Il temine usato per indicare un tubo, in Cina, è lang guan. L’idraulica però non c’entra niente: ad usare questa espressione sono esclusivamente i praticanti del chong lang, che letteralmente significa immergersi nell’onda, e che nel resto del mondo è noto come surf. Un lang guan si forma quando la cresta di un’onda si piega fino a toccare la sua base, consentendo a un surfista di scivolare sulla sua tavola nella sezione cilindrica che si crea rimanendo coperto da un labbro d’acqua, per poi uscirne appena prima che il maroso collassi. Descritto così può sembrare roba da compito in classe di fisica. Ma, giurano gli appassionati, provarci, e ancora di più riuscirci, è un’esperienza che ha qualcosa di unico. Qualcosa che da un po’ di tempo a questa parte ha cominciato ad attrarre anche folle entusiaste di ragazzi cinesi.
Con oltre 14mila chilometri di coste affacciate su un oceano e un bacino di potenziali utenti composto da milioni di giovani pronti a lasciarsi coinvolgere da una moda che viene da lontano, negli ultimi anni il Paese della Grande Muraglia ha conosciuto un boom del surf. Da Nord a Sud sono migliaia i neo praticanti che hanno iniziato a cavalcare le onde, come si dice in gergo, e decine le associazioni sorte per la promozione di questa disciplina, le cui origini si perdono nei secoli e che le ricerche storiche suggeriscono sia nata nelle isole Hawaii.
Dati ufficiali non esistono ma i numeri citati dai giornali come il Global Times o il China Daily hanno almeno quattro zeri, che diventano cinque quando si parla dei curiosi che, anche come semplici spettatori, seguono i principali eventi e le più importanti gare che si svolgono nell’ex Impero di Mezzo. Cifre che per il colosso asiatico potrebbero non sembrare così significative, che acquistano però un valore diverso se si tiene conto che fino a qualche anno fa, con la sola eccezione di Taiwan, la parola surf era praticamente sconosciuta alla popolazione cinese, mentre adesso molti degli addetti ai lavori sono pronti a scommettere che la Cina potrebbe diventare in poco tempo la Mecca asiatica dei surfisti di tutto il mondo.
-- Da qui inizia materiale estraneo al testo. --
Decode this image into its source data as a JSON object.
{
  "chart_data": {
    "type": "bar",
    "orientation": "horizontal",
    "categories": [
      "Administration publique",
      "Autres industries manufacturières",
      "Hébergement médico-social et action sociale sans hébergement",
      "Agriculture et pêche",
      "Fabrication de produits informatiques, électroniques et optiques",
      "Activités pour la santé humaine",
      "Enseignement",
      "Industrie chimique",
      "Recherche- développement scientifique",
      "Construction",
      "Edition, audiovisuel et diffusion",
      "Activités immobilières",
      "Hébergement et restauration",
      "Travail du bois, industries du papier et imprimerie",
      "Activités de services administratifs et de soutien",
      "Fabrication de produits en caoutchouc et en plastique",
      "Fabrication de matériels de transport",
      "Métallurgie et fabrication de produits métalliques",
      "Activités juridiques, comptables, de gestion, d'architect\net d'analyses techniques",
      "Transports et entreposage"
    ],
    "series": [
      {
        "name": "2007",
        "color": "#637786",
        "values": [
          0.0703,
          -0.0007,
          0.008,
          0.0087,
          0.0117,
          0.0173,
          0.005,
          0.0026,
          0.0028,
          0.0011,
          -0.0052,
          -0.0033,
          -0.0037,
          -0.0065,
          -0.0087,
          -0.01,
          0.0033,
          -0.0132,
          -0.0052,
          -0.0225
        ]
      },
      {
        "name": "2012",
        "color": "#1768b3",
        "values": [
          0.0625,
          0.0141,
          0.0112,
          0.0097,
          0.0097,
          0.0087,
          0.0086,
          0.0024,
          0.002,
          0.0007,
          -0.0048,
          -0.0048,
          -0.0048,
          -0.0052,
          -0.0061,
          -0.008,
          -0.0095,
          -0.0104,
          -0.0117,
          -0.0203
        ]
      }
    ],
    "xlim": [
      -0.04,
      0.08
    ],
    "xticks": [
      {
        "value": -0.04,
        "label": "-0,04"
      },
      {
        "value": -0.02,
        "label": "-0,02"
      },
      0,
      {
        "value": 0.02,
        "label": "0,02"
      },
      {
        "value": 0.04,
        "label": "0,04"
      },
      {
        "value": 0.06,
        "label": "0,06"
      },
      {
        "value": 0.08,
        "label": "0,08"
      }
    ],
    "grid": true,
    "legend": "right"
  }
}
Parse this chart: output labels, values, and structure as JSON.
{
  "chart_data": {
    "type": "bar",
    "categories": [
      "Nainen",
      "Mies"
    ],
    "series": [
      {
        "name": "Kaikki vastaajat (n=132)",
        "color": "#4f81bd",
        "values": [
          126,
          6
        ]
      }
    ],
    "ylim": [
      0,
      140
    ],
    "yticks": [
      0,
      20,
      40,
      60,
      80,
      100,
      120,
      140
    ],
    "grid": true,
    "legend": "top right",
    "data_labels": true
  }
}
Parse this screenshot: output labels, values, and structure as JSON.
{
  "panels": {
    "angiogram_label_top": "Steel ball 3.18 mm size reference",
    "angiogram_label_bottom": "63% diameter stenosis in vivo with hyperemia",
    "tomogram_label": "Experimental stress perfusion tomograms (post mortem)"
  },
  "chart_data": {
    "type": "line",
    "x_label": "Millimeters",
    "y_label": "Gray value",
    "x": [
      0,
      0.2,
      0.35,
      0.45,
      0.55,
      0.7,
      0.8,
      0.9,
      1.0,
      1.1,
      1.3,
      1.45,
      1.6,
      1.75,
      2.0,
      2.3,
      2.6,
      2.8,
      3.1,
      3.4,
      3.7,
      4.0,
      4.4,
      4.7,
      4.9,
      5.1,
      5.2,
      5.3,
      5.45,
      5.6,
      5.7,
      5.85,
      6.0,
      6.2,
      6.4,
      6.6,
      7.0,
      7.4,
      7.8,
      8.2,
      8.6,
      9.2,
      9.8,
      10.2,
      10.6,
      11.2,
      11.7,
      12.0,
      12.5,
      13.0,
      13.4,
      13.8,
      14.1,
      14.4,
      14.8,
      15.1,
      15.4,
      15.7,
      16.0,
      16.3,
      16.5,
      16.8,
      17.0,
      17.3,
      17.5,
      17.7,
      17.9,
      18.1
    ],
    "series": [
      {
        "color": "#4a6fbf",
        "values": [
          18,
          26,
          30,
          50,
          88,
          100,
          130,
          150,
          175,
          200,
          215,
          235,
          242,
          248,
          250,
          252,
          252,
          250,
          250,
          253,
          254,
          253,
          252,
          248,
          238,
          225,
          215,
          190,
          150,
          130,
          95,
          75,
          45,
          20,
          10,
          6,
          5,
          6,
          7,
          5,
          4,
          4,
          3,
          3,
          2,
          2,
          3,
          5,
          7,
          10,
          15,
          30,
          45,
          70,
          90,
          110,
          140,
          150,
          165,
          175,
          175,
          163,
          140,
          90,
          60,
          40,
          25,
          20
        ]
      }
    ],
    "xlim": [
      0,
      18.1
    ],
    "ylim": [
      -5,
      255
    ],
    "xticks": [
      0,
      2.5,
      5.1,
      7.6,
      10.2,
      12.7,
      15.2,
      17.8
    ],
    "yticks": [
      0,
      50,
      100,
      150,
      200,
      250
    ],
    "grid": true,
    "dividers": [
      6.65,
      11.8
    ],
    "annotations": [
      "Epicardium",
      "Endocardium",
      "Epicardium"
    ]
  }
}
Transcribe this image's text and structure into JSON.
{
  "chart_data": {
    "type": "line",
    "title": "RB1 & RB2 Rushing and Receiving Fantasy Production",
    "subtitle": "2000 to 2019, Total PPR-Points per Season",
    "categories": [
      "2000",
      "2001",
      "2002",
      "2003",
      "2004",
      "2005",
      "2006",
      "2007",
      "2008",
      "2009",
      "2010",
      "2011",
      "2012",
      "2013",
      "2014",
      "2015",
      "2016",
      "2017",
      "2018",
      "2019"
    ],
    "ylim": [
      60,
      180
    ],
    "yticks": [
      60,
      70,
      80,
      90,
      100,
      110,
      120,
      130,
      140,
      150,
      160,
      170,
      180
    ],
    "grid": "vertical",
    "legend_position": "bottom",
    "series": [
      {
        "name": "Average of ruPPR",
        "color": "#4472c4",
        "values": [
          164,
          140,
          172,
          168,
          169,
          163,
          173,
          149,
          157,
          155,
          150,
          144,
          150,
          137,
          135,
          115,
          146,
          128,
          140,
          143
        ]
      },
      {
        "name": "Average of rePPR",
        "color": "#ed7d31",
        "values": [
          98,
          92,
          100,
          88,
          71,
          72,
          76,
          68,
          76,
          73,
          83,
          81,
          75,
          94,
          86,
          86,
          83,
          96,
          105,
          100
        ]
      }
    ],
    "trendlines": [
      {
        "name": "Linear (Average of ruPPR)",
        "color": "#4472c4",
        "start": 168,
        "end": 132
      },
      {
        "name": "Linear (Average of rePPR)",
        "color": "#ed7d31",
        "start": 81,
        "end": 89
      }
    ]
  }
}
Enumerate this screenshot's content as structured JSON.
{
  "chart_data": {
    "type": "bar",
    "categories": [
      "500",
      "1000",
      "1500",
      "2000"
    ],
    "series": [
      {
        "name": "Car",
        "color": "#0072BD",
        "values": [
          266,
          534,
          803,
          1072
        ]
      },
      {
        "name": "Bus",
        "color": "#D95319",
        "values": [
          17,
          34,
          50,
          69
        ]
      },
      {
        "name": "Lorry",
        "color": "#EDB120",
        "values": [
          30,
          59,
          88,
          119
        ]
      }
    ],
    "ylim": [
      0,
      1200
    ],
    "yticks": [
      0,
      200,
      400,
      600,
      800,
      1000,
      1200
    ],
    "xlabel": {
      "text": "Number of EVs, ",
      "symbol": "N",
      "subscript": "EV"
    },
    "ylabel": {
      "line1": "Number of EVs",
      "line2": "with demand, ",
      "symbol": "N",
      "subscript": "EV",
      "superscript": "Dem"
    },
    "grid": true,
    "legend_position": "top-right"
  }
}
Onda su onda, gli interessi di Pechino
Che non si tratti di un semplice sport di nicchia, d’altro canto, lo testimonia anche il crescente interesse che le autorità stanno dimostrando, sia a livello centrale che locale. Il giro d’affari, infatti, è potenzialmente enorme, e i quadri del partito comunista cinese non hanno esitato a fare proprio, riadattandolo allo spirito imprenditoriale che anima ormai il Dragone, un vecchio motto che circola tra i surfisti più navigati: “Le onde percorrono migliaia di chilometri… non lasciarle morire inutilmente”.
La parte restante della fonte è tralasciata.